I started this site years ago and write from the standpoint of a fan of the game. I also know that we've been here before. The cocaine years of the 1970s tripped up many players and particularly hit the Pittsburgh Pirates hard. As a fan, many of the professional writers want me to be morally outraged that players would "tarnish" the game in such a way. As much as I've tried to work up myself into a lather, I have to admit in the end that I just don't care.
If anything, the whole business saddens me. Anyone who truly loves the game has to be saddened that records and players have come under suspicion. We can't watch a strong performance or see any record broken without thinking about if the moment will be suspect down the line or will we find out if the player had an "artificial advantage."
I have to admit that I just want to enjoy the game. I want to see the highlights and read the box scores. I want to see which rookie will surprise everyone and what player will have a career year. I want to see comeback stories and long shot career minor leaguers finally getting to play in the bigs. The reality is that I don't want to have my cozy little obsession clouded up with bad news and controversy.
And truth be told, I am not overly impressed with the "problem." I certainly understand steroids are dangerous to those that ingest or are shot up with them. The murder/suicide perpetuated by that pro wrestler a while back showed us all the destructive power of steroids. The side effects do not seem worth the short term gains. But let's say that as many as 50% of MLB players were using during the height of the period. And let's add that half of those would be pitchers. That gives any batter a one in four chance of facing such a pitcher and any pitcher facing such a batter. Did it really make that much of a difference?

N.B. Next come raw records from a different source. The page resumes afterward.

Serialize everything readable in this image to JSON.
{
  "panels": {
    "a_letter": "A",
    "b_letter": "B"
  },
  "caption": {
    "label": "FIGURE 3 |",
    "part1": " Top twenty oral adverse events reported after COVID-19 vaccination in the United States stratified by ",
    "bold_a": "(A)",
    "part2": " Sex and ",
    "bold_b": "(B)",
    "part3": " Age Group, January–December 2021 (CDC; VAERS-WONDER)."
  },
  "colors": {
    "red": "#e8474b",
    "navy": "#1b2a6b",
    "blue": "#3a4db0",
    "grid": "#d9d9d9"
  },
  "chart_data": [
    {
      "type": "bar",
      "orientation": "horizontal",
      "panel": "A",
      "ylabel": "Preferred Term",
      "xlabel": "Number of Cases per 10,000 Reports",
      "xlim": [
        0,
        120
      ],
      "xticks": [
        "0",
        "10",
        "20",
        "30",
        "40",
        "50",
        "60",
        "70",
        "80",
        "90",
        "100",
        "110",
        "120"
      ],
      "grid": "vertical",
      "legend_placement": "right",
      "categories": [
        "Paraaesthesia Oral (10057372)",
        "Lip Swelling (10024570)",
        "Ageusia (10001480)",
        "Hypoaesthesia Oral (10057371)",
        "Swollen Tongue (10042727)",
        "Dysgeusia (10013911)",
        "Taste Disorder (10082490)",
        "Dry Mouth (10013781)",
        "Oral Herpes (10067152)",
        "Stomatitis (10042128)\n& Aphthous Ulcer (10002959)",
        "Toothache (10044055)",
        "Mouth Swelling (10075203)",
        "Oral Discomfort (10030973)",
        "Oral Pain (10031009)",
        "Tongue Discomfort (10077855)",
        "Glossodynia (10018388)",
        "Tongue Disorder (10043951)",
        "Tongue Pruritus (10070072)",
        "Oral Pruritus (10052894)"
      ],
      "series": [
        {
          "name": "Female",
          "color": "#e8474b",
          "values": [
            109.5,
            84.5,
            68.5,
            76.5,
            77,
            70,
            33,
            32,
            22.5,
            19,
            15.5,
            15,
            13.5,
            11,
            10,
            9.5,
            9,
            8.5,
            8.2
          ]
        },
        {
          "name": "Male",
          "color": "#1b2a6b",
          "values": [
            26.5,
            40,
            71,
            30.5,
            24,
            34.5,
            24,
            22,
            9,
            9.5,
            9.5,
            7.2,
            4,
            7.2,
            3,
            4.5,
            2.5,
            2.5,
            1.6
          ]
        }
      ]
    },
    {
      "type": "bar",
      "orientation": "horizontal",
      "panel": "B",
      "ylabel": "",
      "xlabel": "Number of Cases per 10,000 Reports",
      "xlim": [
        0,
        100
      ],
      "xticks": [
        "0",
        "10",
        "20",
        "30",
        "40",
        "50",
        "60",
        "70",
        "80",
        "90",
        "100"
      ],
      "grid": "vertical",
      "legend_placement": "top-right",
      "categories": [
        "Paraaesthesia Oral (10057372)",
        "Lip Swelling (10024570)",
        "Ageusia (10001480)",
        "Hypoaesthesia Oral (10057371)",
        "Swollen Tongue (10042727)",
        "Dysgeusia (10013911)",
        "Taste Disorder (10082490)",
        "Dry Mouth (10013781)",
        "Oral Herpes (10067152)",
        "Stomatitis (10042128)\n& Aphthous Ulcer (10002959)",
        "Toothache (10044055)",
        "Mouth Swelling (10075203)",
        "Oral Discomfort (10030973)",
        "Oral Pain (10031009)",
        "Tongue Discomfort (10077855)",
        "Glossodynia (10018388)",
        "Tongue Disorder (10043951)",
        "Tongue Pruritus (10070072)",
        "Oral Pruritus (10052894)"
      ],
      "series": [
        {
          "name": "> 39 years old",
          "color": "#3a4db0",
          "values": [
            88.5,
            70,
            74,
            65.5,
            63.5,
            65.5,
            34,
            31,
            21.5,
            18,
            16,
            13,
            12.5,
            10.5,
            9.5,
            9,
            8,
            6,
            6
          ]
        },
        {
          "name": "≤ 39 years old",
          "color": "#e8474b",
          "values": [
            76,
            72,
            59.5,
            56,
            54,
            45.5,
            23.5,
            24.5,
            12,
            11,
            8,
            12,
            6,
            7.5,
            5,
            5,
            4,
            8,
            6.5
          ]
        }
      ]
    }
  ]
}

Sure, we've all been shown how runs and homers increased in the last twenty years. We've also seen more players reach 500 homers in the last 20 years that for decades before this combined. Can we really say with any certainty that drugs were the only factor? How about the baseball, lower pitching mounds and the general decrease in pitching talent over the years or the greater number of teams causing the same amount of talent to be spread more thinly across the leagues? There is no way to quantify the use of drugs as the only culprit in the statistical anomaly.
Without an effective measure and without all other things being equal, records should stand and all talk of asterisks banished from the grandstands. There were some suspicious developments over the years:
- Brady Anderson's fifty homer season.
- The sudden emergence of Luis Gonzalez at Arizona.

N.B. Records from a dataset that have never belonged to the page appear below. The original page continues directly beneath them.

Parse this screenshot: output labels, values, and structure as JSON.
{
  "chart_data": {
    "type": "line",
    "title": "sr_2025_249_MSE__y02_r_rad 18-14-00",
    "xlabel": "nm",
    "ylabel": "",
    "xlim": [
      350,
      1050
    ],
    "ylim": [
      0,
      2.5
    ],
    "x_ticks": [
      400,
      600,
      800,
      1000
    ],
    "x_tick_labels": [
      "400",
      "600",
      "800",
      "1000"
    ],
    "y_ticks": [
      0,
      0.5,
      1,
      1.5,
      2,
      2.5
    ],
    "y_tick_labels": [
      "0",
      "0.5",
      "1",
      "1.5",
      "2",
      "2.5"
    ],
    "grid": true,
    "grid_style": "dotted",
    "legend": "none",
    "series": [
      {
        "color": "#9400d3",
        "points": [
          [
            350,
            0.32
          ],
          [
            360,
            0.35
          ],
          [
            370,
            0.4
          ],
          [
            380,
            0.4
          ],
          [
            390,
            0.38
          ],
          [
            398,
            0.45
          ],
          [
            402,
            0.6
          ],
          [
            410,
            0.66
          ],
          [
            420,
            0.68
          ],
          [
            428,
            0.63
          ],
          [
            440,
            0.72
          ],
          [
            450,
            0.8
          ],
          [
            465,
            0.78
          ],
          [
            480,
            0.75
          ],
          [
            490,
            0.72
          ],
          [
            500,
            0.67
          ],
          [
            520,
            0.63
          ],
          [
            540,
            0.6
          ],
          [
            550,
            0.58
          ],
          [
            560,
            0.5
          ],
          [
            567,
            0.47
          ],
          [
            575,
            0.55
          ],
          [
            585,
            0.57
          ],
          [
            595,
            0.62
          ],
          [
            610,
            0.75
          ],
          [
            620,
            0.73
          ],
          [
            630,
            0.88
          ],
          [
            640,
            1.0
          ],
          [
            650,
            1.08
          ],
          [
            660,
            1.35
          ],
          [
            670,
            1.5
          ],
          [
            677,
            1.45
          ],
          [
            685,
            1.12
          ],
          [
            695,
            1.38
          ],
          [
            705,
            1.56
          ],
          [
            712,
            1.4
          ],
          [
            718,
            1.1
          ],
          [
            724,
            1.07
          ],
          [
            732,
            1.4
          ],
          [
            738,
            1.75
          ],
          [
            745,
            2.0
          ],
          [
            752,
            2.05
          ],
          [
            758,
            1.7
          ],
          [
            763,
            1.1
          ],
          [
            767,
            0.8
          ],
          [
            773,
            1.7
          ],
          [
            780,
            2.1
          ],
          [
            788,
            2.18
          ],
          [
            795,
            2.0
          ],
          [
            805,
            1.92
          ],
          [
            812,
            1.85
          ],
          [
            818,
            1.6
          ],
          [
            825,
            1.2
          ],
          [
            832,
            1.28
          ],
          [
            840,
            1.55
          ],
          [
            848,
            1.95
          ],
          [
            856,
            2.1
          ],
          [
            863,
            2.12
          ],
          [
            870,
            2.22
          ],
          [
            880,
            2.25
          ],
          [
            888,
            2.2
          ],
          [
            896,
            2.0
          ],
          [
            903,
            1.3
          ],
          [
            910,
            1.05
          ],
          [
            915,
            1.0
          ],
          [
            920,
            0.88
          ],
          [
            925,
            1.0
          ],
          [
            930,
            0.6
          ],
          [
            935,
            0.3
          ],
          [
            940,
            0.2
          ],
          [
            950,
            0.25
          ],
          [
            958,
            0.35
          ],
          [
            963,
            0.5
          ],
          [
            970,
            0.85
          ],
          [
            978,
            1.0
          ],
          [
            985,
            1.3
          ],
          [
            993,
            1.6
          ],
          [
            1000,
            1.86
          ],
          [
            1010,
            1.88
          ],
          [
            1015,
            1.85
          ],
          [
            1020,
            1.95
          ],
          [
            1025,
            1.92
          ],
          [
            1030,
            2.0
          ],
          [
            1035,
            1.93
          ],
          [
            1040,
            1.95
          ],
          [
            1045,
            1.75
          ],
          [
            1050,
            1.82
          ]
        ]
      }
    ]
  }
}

- The long careers and sudden fitness of pitchers like Clemens, Schilling and Johnson.
I'm not making any judgment calls on those items above, but can anyone ever know for sure anymore? That's what this mess has done to the average fan. For me, it still comes down to a pitcher having to throw the ball on a certain plane, sixty feet, six inches away and a batter still has to decide in seconds whether to swing and then once committed, hit the darn round thing on a sold part of a round bat barrel. Drugs aren't going to aid you in those things.

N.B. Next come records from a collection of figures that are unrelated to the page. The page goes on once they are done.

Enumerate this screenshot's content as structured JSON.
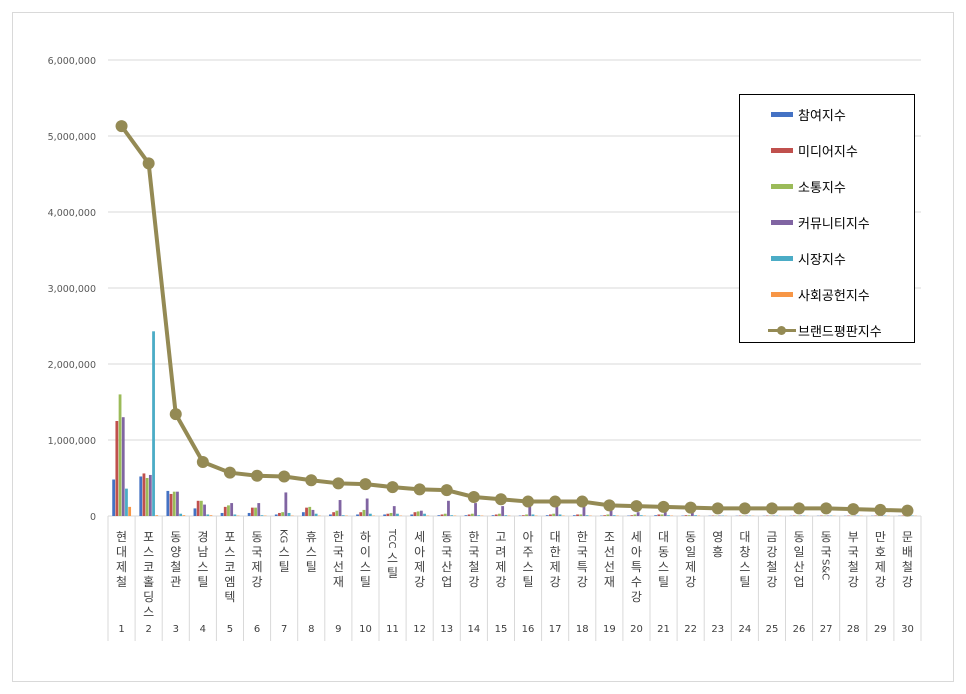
{
  "chart_data": {
    "type": "bar",
    "categories": [
      "현대제철",
      "포스코홀딩스",
      "동양철관",
      "경남스틸",
      "포스코엠텍",
      "동국제강",
      "KG스틸",
      "휴스틸",
      "한국선재",
      "하이스틸",
      "TCC스틸",
      "세아제강",
      "동국산업",
      "한국철강",
      "고려제강",
      "아주스틸",
      "대한제강",
      "한국특강",
      "조선선재",
      "세아특수강",
      "대동스틸",
      "동일제강",
      "영흥",
      "대창스틸",
      "금강철강",
      "동일산업",
      "동국S&C",
      "부국철강",
      "만호제강",
      "문배철강"
    ],
    "ranks": [
      "1",
      "2",
      "3",
      "4",
      "5",
      "6",
      "7",
      "8",
      "9",
      "10",
      "11",
      "12",
      "13",
      "14",
      "15",
      "16",
      "17",
      "18",
      "19",
      "20",
      "21",
      "22",
      "23",
      "24",
      "25",
      "26",
      "27",
      "28",
      "29",
      "30"
    ],
    "ylim": [
      0,
      6000000
    ],
    "yticks": [
      "0",
      "1,000,000",
      "2,000,000",
      "3,000,000",
      "4,000,000",
      "5,000,000",
      "6,000,000"
    ],
    "yticks_values": [
      0,
      1000000,
      2000000,
      3000000,
      4000000,
      5000000,
      6000000
    ],
    "legend_position": "top-right",
    "grid": true,
    "series": [
      {
        "name": "참여지수",
        "color": "#4472c4",
        "kind": "bar",
        "values": [
          480000,
          520000,
          330000,
          100000,
          40000,
          40000,
          20000,
          50000,
          20000,
          20000,
          20000,
          20000,
          10000,
          10000,
          10000,
          5000,
          10000,
          10000,
          5000,
          5000,
          10000,
          5000,
          3000,
          3000,
          3000,
          3000,
          3000,
          3000,
          3000,
          3000
        ]
      },
      {
        "name": "미디어지수",
        "color": "#c0504d",
        "kind": "bar",
        "values": [
          1250000,
          560000,
          290000,
          200000,
          120000,
          110000,
          40000,
          110000,
          50000,
          50000,
          30000,
          50000,
          20000,
          20000,
          20000,
          10000,
          20000,
          20000,
          10000,
          10000,
          20000,
          10000,
          5000,
          5000,
          5000,
          5000,
          5000,
          5000,
          5000,
          5000
        ]
      },
      {
        "name": "소통지수",
        "color": "#9bbb59",
        "kind": "bar",
        "values": [
          1600000,
          500000,
          320000,
          200000,
          140000,
          110000,
          50000,
          120000,
          70000,
          80000,
          40000,
          60000,
          30000,
          30000,
          30000,
          20000,
          30000,
          20000,
          20000,
          20000,
          20000,
          10000,
          5000,
          5000,
          5000,
          5000,
          5000,
          5000,
          5000,
          5000
        ]
      },
      {
        "name": "커뮤니티지수",
        "color": "#8064a2",
        "kind": "bar",
        "values": [
          1300000,
          540000,
          320000,
          150000,
          170000,
          170000,
          310000,
          80000,
          210000,
          230000,
          130000,
          70000,
          200000,
          170000,
          130000,
          130000,
          130000,
          140000,
          90000,
          50000,
          90000,
          60000,
          5000,
          5000,
          5000,
          5000,
          5000,
          5000,
          5000,
          5000
        ]
      },
      {
        "name": "시장지수",
        "color": "#4bacc6",
        "kind": "bar",
        "values": [
          360000,
          2430000,
          30000,
          20000,
          20000,
          10000,
          40000,
          30000,
          10000,
          30000,
          30000,
          30000,
          10000,
          10000,
          10000,
          20000,
          20000,
          10000,
          10000,
          10000,
          10000,
          10000,
          5000,
          5000,
          5000,
          5000,
          5000,
          5000,
          5000,
          5000
        ]
      },
      {
        "name": "사회공헌지수",
        "color": "#f79646",
        "kind": "bar",
        "values": [
          120000,
          10000,
          10000,
          10000,
          5000,
          5000,
          5000,
          5000,
          5000,
          5000,
          5000,
          5000,
          5000,
          5000,
          5000,
          5000,
          5000,
          5000,
          5000,
          5000,
          5000,
          5000,
          3000,
          3000,
          3000,
          3000,
          3000,
          3000,
          3000,
          3000
        ]
      },
      {
        "name": "브랜드평판지수",
        "color": "#948a54",
        "kind": "line",
        "values": [
          5130000,
          4640000,
          1340000,
          710000,
          570000,
          530000,
          520000,
          470000,
          430000,
          420000,
          380000,
          350000,
          340000,
          250000,
          220000,
          190000,
          190000,
          190000,
          140000,
          130000,
          120000,
          110000,
          100000,
          100000,
          100000,
          100000,
          100000,
          90000,
          80000,
          70000
        ]
      }
    ]
  }
}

While no one would disagree that steroids are dangerous and should be avoided at all costs, Human Growth Hormone (HGH) was widely prescribed by physicians to aid in the healing process. Not outlawed in MLB until 2005, players would go down with a serious injury and take HGH to help speed the healing process. To me, that is very similar than shots many athletes get to relief stress on joints when they deteriorate and ache.
The commissioner has set a precedent with fifteen-day suspensions on Guillen and Gibbons. That sounds more reasonable than fifty days. But is he punishing those players for using a substance that was legal when they were taking it? Is that the correct thing to do?
The only logical stance, both now and after the Mitchell Report is released is to grant unconditional amnesty for anything prior to 2006 when this issue got to be as big a deal as it is now. Develop tests and policies that ban everything (including those shots!) from here on in and deal harshly anyone caught going forward. Anything more than this plan reeks of unfairness.
And if you are going to go through with punishing players who get caught, then shouldn't the teams and their trainers and physicians be under scrutiny as well?
The Fan just wants it all to go away. Perhaps there will be so many players on Mitchell's list, we will collectively yawn and put the subject away for a while. I totally understand that will depend on the frenzy created post-report by the writers and those politicians looking for a good cause to flex muscles. Let's hope that both of those groups will recognize that we don't care anymore and just want it to all end.